The case of T-Mobile Netherlands is one of the pivotal cases in this regard. It laid down that each economic operator i.e. the enterprise or undertaking should ‘independently’ determine the policy which it seeks to implement in the market. If competitors exchange information, they compromise this principle and knowingly undertake the risks of disrupting competition.

The European competition regulator assesses the cases pertaining to exchange of information according to the Guidelines on the applicability of Article 101 of the TFEU to horizontal cooperation agreements  (Horizontal Guidelines”). The approach in the EU is to consider a host of factors before concluding whether the information exchange was detrimental in nature. These include the time period to which the data pertains, frequency of information exchange, the nature of the market etc.[iii]
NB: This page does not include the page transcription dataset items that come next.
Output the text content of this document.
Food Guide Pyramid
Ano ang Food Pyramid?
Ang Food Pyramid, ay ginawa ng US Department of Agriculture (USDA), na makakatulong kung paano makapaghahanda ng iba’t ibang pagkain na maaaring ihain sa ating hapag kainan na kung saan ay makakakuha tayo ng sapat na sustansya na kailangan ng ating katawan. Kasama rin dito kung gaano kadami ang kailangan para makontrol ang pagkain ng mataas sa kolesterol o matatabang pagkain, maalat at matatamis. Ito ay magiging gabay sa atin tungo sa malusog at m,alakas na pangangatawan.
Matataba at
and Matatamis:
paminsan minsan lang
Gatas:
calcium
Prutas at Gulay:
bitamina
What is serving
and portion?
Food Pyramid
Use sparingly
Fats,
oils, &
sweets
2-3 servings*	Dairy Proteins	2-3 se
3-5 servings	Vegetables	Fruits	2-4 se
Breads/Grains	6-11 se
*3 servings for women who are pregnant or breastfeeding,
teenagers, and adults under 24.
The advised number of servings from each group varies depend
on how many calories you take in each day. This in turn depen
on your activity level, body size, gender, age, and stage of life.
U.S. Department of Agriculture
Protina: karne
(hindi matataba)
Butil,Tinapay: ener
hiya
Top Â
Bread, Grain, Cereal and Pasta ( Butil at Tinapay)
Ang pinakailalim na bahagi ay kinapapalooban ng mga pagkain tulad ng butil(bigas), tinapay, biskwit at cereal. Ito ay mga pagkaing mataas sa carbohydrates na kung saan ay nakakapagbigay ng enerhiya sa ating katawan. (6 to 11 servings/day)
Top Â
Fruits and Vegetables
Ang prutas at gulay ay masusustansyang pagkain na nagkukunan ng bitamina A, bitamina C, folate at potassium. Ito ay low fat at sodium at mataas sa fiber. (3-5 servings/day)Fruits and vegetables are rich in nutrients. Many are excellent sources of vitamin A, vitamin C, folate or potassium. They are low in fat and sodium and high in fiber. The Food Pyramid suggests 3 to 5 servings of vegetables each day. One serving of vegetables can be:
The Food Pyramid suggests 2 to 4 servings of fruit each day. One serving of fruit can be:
An important observation here will be regarding the exchange of information in an oligopolistic market where it becomes necessary to factor in the structure of the market in order to conclude whether the information exchanged was due to the acts of the competitors or was an outcome of the structure of the market.  Further, whether the information exchanged was genuinely public in nature is also a factor considered by the EU competition regulator.[iv]

The regulator takes a hard stance towards exchange of information and the concerted action that follows. In the Eturas case, the dispatch of a message to travel agents through an e-commerce facility was held to be an anti-competitive practice.  Moreover, the European Court of Justice has, in the case of AC Treuhand  confirmed the liability of a cartel facilitator and held that AC Treuhand acted as a platform for competitors to exchange commercially sensitive information.

The Way Forward

With the recent jurisprudential trend in the Indian competition regime where the Commission has relaxed its approach towards information exchange, it becomes necessary to look towards established jurisdictions like the EU.

It is imperative for the Commission to frame a set of guidelines for firms to follow in respect of information exchange. Moreover, competition advocacy[v] should make competitors understand that sharing certain commercially sensitive information can attract scrutiny under provisions of the Act.

As the nature of the markets all across the globe are becoming more convoluted, the competition watchdogs need to prepare themselves for even complex problems in the competition regime. With market structures changing and new technology coming in, exchange of information has become a general phenomenon between parties. Oligopoly and Oligopsony are market structures where the exchange of information can be a natural cause of the market structure or can be a form of tacit collusion. Such intricate problems require potent and strong competition policy in place. Hence, the Indian competition regime should actively study different market structures, identify the nature of information that can remove ‘strategic uncertainty’ from the market and work towards enforcing a stringent stance on such anti-competitive activities.

End notes

[i] The Competition Act 2002, §. 19(3).

[ii] Article 101(1) of the Treaty on the Functioning of the European Union.

[iii] Horizontal Guidelines, ¶¶ 86-93.

[iv] Horizontal Guidelines, ¶ 94.

[v] The Competition Act 2002, §. 49.